If there’s one entity whose absence is felt, it’s the band’s debut Partisan Records LP, Projector, which sadly makes no appearances in the setlist. While Projector may not overtly bristle with the same raw personality as 3D Country or Getting Killed, the animus of those albums was clearly fostered there. It takes a great deal of sincerity to declare, as someone merely approaching their twenties at the time, that “I count time in decades now”… Winter meant it, and that deeply unconventional perspective has only grown wider and more vibrant in the time since, growing in stride with his bandmates and his own vocal, compositional, and lyrical skill.

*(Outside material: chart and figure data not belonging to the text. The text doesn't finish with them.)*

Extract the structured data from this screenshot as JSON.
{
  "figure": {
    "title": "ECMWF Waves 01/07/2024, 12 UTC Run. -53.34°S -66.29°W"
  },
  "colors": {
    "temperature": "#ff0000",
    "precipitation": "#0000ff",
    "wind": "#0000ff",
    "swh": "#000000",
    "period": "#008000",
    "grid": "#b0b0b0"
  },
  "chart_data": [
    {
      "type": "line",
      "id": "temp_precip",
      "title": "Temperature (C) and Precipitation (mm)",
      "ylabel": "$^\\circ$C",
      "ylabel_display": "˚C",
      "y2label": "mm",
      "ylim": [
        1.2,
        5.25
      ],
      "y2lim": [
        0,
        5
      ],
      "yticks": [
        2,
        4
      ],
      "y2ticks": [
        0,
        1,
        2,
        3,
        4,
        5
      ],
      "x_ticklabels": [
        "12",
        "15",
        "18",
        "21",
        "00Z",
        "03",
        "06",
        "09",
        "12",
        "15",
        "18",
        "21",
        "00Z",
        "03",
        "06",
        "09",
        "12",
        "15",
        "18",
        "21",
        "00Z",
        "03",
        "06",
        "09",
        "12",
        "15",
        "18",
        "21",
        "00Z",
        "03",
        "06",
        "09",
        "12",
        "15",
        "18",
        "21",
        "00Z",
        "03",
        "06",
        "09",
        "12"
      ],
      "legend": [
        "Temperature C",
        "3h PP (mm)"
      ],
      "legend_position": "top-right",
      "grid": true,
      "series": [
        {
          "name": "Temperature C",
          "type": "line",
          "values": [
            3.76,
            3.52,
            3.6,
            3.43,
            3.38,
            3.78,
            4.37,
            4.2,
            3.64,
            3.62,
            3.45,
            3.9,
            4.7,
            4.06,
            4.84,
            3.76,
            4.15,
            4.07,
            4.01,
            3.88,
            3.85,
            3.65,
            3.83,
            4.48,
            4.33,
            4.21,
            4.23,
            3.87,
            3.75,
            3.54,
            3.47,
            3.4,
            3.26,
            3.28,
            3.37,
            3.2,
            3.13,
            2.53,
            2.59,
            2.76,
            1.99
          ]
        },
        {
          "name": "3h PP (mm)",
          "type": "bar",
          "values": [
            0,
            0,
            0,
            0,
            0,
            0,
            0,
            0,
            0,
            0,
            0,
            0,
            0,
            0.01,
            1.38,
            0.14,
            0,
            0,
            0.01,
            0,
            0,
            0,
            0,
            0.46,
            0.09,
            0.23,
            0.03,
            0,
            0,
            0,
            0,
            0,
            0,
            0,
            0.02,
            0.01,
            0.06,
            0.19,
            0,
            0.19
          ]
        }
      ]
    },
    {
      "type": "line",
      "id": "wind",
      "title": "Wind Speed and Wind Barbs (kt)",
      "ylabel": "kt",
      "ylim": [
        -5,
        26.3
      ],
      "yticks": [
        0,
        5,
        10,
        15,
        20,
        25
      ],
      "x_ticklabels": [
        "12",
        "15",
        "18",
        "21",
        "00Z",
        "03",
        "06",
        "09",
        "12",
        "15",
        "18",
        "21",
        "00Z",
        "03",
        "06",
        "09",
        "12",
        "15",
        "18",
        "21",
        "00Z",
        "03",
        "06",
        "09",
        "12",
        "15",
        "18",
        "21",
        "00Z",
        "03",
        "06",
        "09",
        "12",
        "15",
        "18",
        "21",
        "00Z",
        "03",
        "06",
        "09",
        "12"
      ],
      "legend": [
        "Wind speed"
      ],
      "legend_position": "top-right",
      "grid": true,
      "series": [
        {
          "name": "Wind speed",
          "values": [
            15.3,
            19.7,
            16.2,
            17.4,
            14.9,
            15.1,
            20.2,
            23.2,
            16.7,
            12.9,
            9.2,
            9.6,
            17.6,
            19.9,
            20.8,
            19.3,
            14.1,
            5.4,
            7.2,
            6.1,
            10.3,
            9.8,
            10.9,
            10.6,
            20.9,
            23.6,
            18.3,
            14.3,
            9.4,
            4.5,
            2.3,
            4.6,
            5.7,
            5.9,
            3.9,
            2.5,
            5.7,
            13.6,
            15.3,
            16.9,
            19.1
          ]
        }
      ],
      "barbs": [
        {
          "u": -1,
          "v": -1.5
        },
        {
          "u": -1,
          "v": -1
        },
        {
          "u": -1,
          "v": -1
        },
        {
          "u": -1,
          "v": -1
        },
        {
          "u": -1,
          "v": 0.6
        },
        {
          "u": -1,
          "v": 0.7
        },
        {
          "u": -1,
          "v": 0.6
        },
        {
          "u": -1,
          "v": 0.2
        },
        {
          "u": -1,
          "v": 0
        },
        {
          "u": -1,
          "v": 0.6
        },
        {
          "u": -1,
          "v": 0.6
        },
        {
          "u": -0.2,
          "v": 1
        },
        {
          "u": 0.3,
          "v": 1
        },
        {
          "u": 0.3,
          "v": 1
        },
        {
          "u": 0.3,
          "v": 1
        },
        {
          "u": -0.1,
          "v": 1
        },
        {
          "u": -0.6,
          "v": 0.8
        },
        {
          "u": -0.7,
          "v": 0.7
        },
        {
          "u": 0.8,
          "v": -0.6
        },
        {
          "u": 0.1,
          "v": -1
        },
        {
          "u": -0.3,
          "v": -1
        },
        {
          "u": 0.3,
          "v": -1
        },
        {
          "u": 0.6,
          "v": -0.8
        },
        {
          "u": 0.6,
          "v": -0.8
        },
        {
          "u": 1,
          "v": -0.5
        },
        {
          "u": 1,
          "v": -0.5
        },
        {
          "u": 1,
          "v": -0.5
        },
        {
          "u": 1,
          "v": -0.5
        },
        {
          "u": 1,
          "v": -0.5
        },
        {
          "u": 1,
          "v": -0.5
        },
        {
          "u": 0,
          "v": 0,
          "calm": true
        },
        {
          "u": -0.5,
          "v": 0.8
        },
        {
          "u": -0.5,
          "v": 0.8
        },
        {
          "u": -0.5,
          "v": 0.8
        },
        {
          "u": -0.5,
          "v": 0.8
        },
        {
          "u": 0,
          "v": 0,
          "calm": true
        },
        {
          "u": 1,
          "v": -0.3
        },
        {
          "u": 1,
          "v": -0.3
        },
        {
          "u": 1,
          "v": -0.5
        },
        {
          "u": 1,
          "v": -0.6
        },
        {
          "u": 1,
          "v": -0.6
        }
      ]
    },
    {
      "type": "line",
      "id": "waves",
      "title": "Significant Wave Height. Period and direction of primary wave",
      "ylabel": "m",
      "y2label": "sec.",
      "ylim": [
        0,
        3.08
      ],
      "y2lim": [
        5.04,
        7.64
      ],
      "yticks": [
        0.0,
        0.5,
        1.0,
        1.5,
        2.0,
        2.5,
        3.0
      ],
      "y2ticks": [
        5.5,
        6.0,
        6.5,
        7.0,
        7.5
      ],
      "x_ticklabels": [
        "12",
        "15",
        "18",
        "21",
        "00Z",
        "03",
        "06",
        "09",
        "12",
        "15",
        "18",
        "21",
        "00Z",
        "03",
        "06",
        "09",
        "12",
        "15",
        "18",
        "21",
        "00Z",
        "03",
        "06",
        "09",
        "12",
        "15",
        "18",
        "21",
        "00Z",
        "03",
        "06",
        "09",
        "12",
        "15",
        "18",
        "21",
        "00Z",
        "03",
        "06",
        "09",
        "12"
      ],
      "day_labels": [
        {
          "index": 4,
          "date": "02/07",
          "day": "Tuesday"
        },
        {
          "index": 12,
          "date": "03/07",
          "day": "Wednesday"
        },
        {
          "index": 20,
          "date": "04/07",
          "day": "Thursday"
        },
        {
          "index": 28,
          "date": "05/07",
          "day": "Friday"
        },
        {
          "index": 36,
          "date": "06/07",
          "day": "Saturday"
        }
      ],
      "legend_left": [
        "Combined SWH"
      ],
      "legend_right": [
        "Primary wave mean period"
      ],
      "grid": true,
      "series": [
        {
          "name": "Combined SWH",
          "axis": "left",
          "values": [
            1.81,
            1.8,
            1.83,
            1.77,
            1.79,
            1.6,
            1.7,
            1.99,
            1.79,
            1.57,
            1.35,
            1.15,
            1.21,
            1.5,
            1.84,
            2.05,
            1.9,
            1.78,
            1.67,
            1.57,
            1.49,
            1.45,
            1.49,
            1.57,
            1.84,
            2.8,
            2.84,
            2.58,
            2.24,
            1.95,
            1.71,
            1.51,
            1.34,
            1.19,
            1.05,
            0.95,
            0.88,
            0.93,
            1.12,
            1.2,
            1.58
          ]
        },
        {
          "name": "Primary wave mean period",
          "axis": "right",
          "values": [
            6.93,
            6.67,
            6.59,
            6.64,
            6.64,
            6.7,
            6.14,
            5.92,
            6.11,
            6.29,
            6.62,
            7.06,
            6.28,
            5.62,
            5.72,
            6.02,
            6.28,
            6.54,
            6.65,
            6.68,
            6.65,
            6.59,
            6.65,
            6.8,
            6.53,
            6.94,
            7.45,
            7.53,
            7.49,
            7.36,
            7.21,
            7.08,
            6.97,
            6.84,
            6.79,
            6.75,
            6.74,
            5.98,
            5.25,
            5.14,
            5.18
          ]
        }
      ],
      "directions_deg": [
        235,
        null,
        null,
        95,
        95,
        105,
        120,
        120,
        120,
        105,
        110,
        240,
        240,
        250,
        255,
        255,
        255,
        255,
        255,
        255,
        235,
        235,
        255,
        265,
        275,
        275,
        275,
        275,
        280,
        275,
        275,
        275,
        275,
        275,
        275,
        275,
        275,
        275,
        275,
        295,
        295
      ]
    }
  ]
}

As to Getting Killed, it just received the illustrious From the Basement studio session treatment – a rarity in general, but especially so for an American band. And if you can listen to the album, you can listen to that, too (and arguably should). You can listen to every note delivered in time signatures conventional or otherwise; ponder the various religious images that surface on the record, the cosmic significance of Long Island City, the exact degree to which you might need to enjoin someone to pay their taxes; but however you elect to spend your time, chances are you’ll very much enjoy Getting Killed.